Hier, l’opinion publique a été choquée de découvrir une vidéo amateure dans laquelle le prédicateur N’ko Nanfo Ismaila Diaby et toute sa famille sont violentés par des agents des forces de l’ordre en pleine célébration de la fête consacrant la fin du mois saint de Ramadan. Un comportement inacceptable dans un État de droit surtout de la part des agents qui sont censés avoir un comportement conforme au droit et n’utiliser la force que dans les cas prévus par la loi.
Au-delà de cette image choquante à laquelle on a assisté, il faut dire que Nanfo Diaby est victime d’un acharnement de la part d’un certain milieu religieux arabisé qui s’offusque de toute pratique religieuse contraire à la culture arabe.
La charge violente de la police de Kankan est une atteinte au principe fondamental de la laïcité et une entrave à la liberté d’exercice des cultes dans notre pays.
Atteinte à la laïcité
L’article 1er de notre constitution proclame et consacre la laïcité : “La Guinée est une république indépendante, souveraine, unitaire, laïque, indivisible, démocratique et sociale. Elle respecte toutes les croyances”.
Pour beaucoup, la laïcité est le fait pour l’Etat de ne pas prendre interférer dans les cultes. La laïcité va bien au-delà, elle n’est pas une absence de religions, c’est non seulement la séparation de la sphère étatique des religions, mais c’est également l’exercice libre de toutes les croyances.
En débarquant dans la concession familiale de Nanfo Diaby et en violentant et lui et ses proches, tout simplement parce qu’il se comporte différemment d’un point de vue religieux des autres, c’est une atteinte au principe de laïcité. Ce n’est pas la première fois que ce principe est bafoué au su et au vu de tout le monde. L’année dernière, il a été arrêté dans les mêmes circonstances pour avoir officié dans sa langue maternelle. S’en est suivi des mesures privatives de liberté qui ne reposent sur aucune obligation légale comme : l’interdiction de s’exprimer dans les médias de Kankan, de prêcher publiquement sa foi religieuse… Sa mosquée et d’autres biens ont été récemment caillassés par des hors la loi sans que cela n’emeuvent les autorités de Kankan.

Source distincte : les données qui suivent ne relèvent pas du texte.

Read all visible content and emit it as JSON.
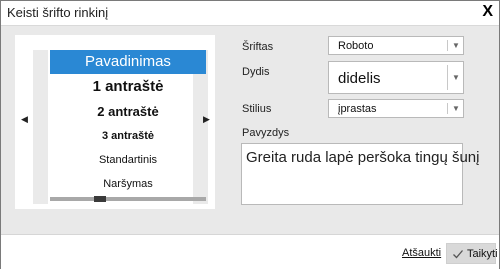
{
  "dialog": {
    "title": "Keisti šrifto rinkinį",
    "close_label": "X"
  },
  "style_list": {
    "items": [
      "Pavadinimas",
      "1 antraštė",
      "2 antraštė",
      "3 antraštė",
      "Standartinis",
      "Naršymas"
    ],
    "selected_index": 0,
    "left_arrow": "◀",
    "right_arrow": "▶"
  },
  "form": {
    "font_label": "Šriftas",
    "font_value": "Roboto",
    "size_label": "Dydis",
    "size_value": "didelis",
    "style_label": "Stilius",
    "style_value": "įprastas",
    "example_label": "Pavyzdys",
    "example_text": "Greita ruda lapė peršoka tingų šunį"
  },
  "footer": {
    "cancel_label": "Atšaukti",
    "apply_label": "Taikyti"
  },
  "colors": {
    "accent": "#2a88d4",
    "body_bg": "#e9e9e9"
  }
}
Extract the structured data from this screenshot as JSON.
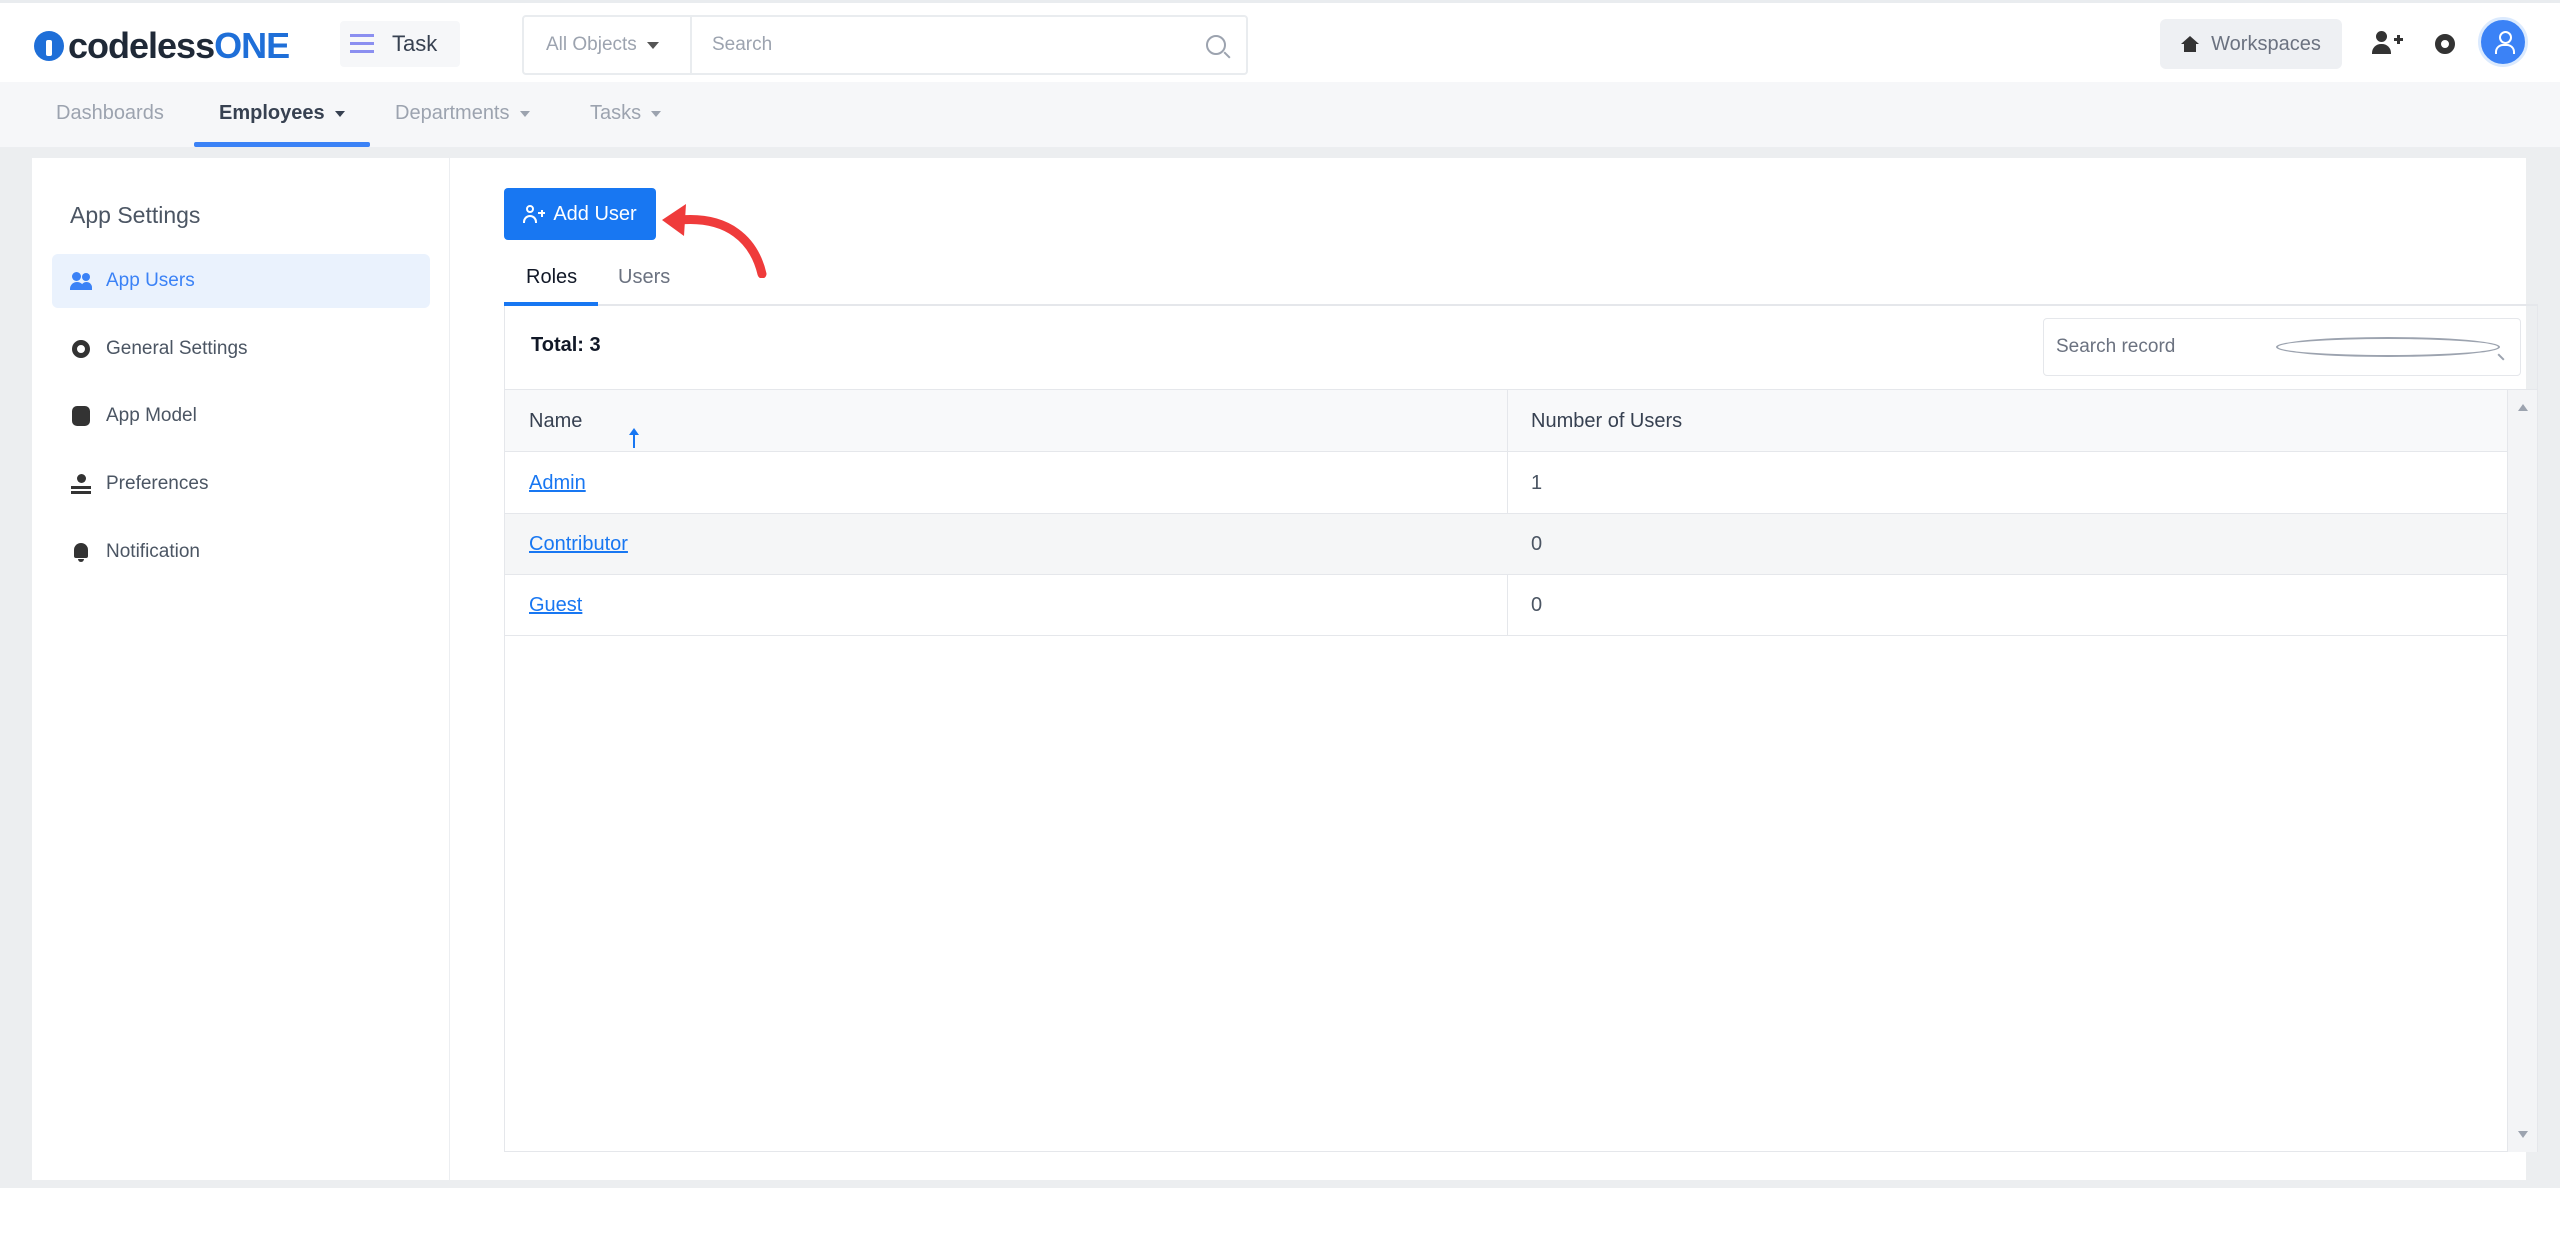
{
  "header": {
    "logo_main": "codeless",
    "logo_accent": "ONE",
    "app_name": "Task",
    "object_filter": "All Objects",
    "search_placeholder": "Search",
    "workspaces_label": "Workspaces"
  },
  "nav": {
    "items": [
      {
        "label": "Dashboards",
        "has_menu": false,
        "active": false
      },
      {
        "label": "Employees",
        "has_menu": true,
        "active": true
      },
      {
        "label": "Departments",
        "has_menu": true,
        "active": false
      },
      {
        "label": "Tasks",
        "has_menu": true,
        "active": false
      }
    ]
  },
  "sidebar": {
    "title": "App Settings",
    "items": [
      {
        "label": "App Users",
        "icon": "users-icon",
        "active": true
      },
      {
        "label": "General Settings",
        "icon": "gear-icon",
        "active": false
      },
      {
        "label": "App Model",
        "icon": "model-icon",
        "active": false
      },
      {
        "label": "Preferences",
        "icon": "preferences-icon",
        "active": false
      },
      {
        "label": "Notification",
        "icon": "bell-icon",
        "active": false
      }
    ]
  },
  "main": {
    "add_user_label": "Add User",
    "tabs": [
      {
        "label": "Roles",
        "active": true
      },
      {
        "label": "Users",
        "active": false
      }
    ],
    "total_label": "Total: 3",
    "record_search_placeholder": "Search record",
    "columns": [
      "Name",
      "Number of Users"
    ],
    "sort": {
      "column": "Name",
      "direction": "ascending"
    },
    "rows": [
      {
        "name": "Admin",
        "users": "1"
      },
      {
        "name": "Contributor",
        "users": "0"
      },
      {
        "name": "Guest",
        "users": "0"
      }
    ]
  },
  "colors": {
    "accent": "#1877f2",
    "annotation_arrow": "#ef3b3b",
    "active_sidebar_bg": "#eaf2fd"
  }
}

Ces différentes décisions de la ligue islamique de Kankan qui, il faut le dire, ne sont pas conforment à l’état du droit en Guinée, et ces mesures font l’objet d’une contestation devant la plus haute juridiction judiciaire du pays, la cour suprême. La police et les autorités Kankanaises devraient s’abstenir de toute action en attendant la décision de la cour suprême.

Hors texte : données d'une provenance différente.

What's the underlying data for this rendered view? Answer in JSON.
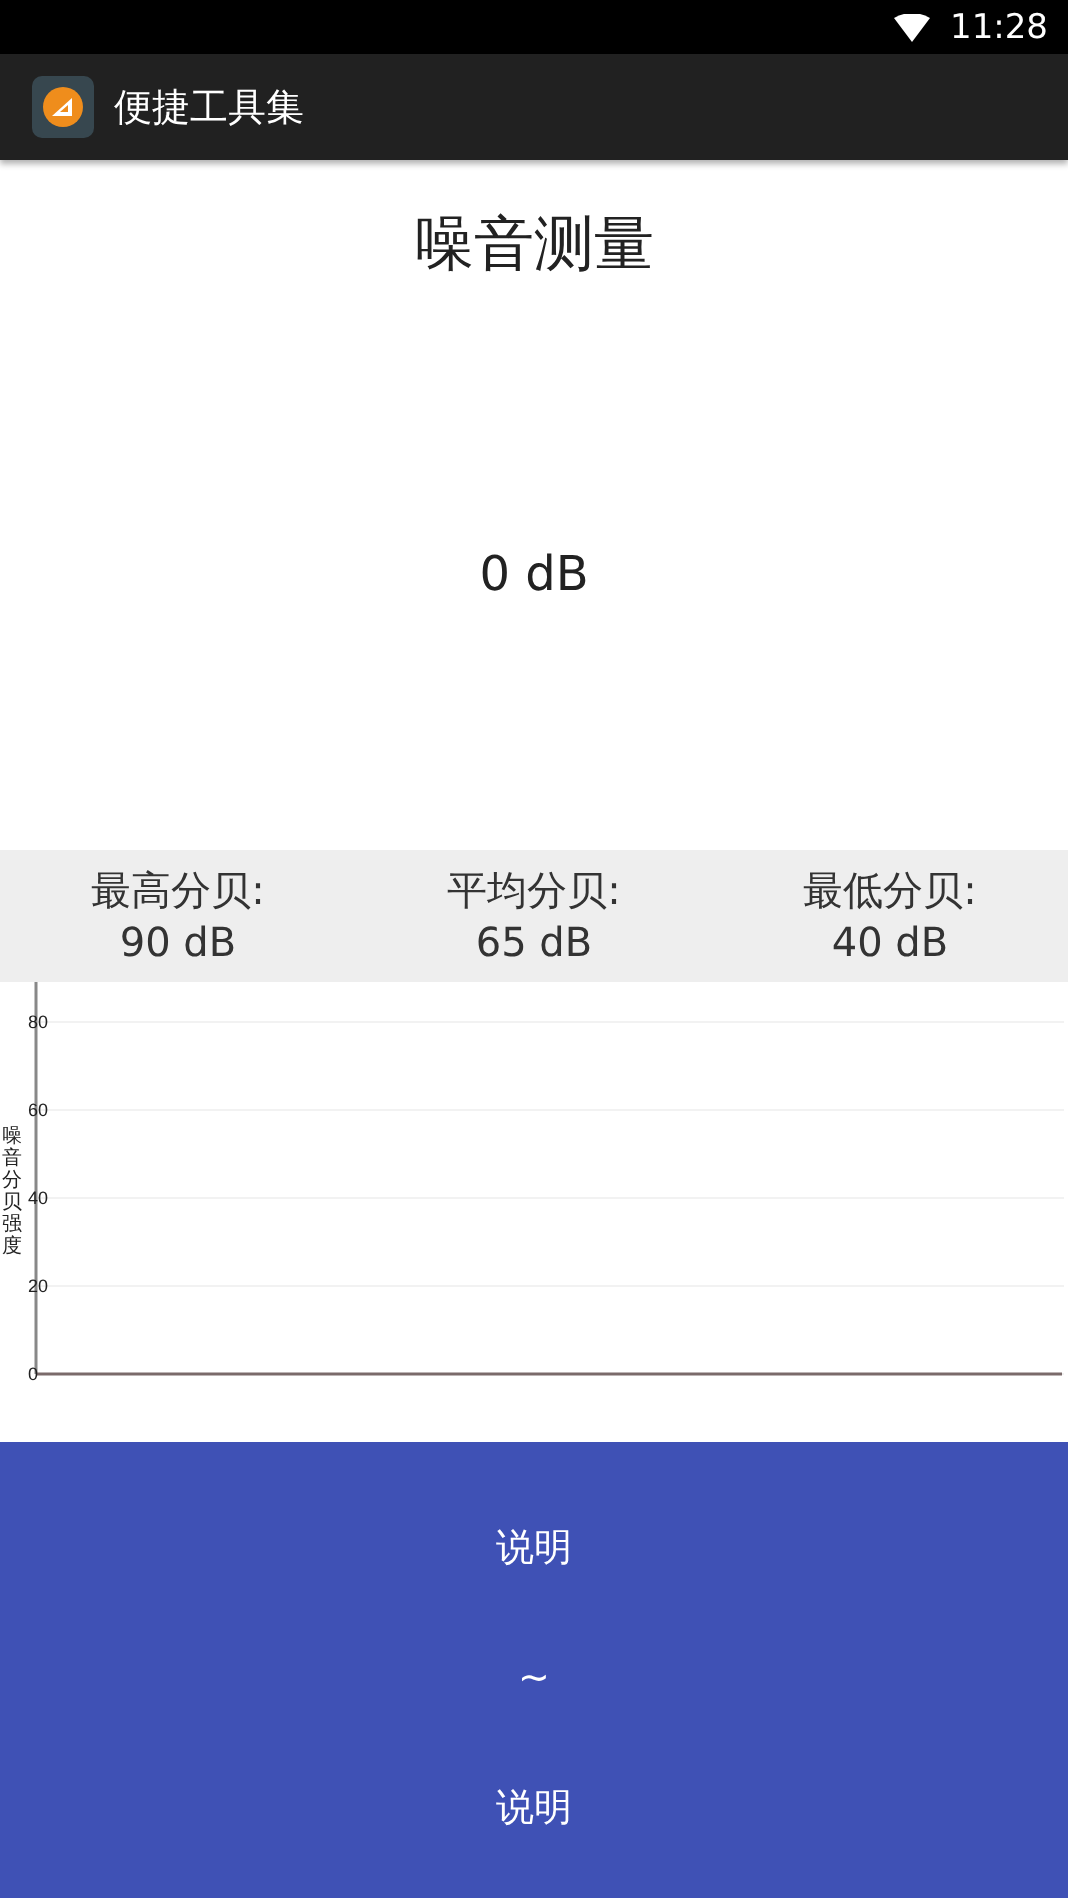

Entrave au libre exercice des cultes
Le code pénal guinéen punit toute entrave au libre exercice des cultes (les articles 209 à 213 du code pénal. Les peines prévues vont d’un (1) à deux (2) ans d’emprisonnement et d’une amende de 50.000 à 150.000 Fg.
Les seules restrictions prévues au libre exercice des cultes sont celles qui concernent des troubles à l’ordre public que peuvent provoquer l’exercice d’un culte soit au travers d’écrits ou de discours séditieux ou incitant à la haine.
Le prédicateur Nanfo Diaby a tellement été courtois et respectueux de l’autorité qu’il a accepté les décisions de la ligue de Kankan, malgré leur caractère litigieux. Ce qui se passe à son sujet est un acharnement contre sa propre personne, ses pensées et contre une certaine philosophie intellectuelle. Il a accepté de prier chez lui malgré tout, des agens viennent le violenter dans sa propre concession et sans mandat de perquisition en bonne et due forme, surtout que les agents qui l’ont arrêté ont affirmé être à la recherche d’un voleur.
Le cas Nanfo doit être apprécié à la lumière du droit et non de la religion. Je n’exprime pas un point de vue religieux mais c’est une question avant tout juridique. La Guinée est certes une société fortement religieuse mais notre État est laïc et il garantit le libre exercice des cultes.